SilverImages

By SilverImages

Llanerch Memorial

“It's a working man l am
And I've been down under ground
And I swear to God if l ever see the sun
Or for any length of time
I can hold it in my mind
I never again will go down under ground”

Rita MacNeil, “Working Man"

In this part of the world you don’t have to go far to find memorials to those who lost their lives through the coal mining industry. I was told recently of the Llanerch Memorial, one that I’d not come across before but which is on my doorstep, so I was keen to get photos for a piece for the Family History Journal. There was a gap in the rain today so I hoofed it up the old tramway overlooking Cwm Nant Ddu, pausing on the way for a quick chat with a couple of dog walkers about UFO sightings above Twm Barlwm of all things. The memorial is particularly poignant, depicting a miner holding the body of a boy, father and son perhaps, a grim reminder that children worked – and died – in the pits too.

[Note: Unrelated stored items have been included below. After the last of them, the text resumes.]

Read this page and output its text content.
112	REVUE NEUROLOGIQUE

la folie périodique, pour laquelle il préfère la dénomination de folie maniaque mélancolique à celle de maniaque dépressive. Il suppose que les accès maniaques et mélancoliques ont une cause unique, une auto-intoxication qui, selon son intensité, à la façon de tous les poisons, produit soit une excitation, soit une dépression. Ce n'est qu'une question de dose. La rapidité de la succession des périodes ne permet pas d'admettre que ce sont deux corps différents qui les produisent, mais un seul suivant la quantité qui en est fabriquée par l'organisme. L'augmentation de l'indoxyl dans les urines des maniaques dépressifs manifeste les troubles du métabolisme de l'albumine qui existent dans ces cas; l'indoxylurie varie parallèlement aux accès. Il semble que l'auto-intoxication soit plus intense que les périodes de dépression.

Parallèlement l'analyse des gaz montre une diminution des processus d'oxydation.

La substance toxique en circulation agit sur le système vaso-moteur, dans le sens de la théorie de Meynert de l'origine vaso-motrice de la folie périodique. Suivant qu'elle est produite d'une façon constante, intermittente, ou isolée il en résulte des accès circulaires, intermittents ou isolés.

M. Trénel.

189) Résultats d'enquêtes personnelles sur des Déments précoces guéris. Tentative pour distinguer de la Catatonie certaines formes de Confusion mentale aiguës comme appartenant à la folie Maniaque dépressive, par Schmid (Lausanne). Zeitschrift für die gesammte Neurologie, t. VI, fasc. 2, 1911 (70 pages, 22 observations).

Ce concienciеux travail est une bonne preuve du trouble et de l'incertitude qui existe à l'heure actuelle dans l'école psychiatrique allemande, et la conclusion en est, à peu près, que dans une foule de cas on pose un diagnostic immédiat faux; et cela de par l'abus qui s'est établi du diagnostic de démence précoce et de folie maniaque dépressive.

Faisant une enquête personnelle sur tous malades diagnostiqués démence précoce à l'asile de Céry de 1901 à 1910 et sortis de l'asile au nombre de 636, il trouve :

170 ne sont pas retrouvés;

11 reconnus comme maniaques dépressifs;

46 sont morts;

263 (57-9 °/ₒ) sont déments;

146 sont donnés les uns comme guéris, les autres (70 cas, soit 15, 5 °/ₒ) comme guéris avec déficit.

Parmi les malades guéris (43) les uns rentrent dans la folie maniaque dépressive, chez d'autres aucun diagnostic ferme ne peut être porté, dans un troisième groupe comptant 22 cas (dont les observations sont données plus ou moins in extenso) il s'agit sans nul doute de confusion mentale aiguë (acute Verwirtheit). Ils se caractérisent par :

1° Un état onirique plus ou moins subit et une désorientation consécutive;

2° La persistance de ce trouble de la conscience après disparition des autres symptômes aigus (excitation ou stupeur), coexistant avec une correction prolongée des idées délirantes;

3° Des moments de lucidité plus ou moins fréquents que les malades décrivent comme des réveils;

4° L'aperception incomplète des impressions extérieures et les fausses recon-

Facing them is a row of ‘headstones’ with scenes from their working lives, and their funerals too. My grandfather followed his father down Pochin Colliery just before his eleventh birthday, something my mother swore would not happen to me. Llanerch, originally known as Cwm Nant Ddu Colliery, was rocked by a massive gas explosion, killing one-hundred-and-seventy-six men and boys – fathers and sons.
Nearby fenced off areas warned of capped/filled air shafts, repeated further up the incline where I went to get a view of Cwm Serchan washery in the valley below. No chance of going any closer today, the dog walkers had told me the path had been washed away and with storm Darragh approaching things weren’t going to get any better, mild though the weather was. It came to my mind that my grandfather and many others like him would not have had the choice of returning home when the weather turned; their often long walk to work was part of their everyday – come rain or shine.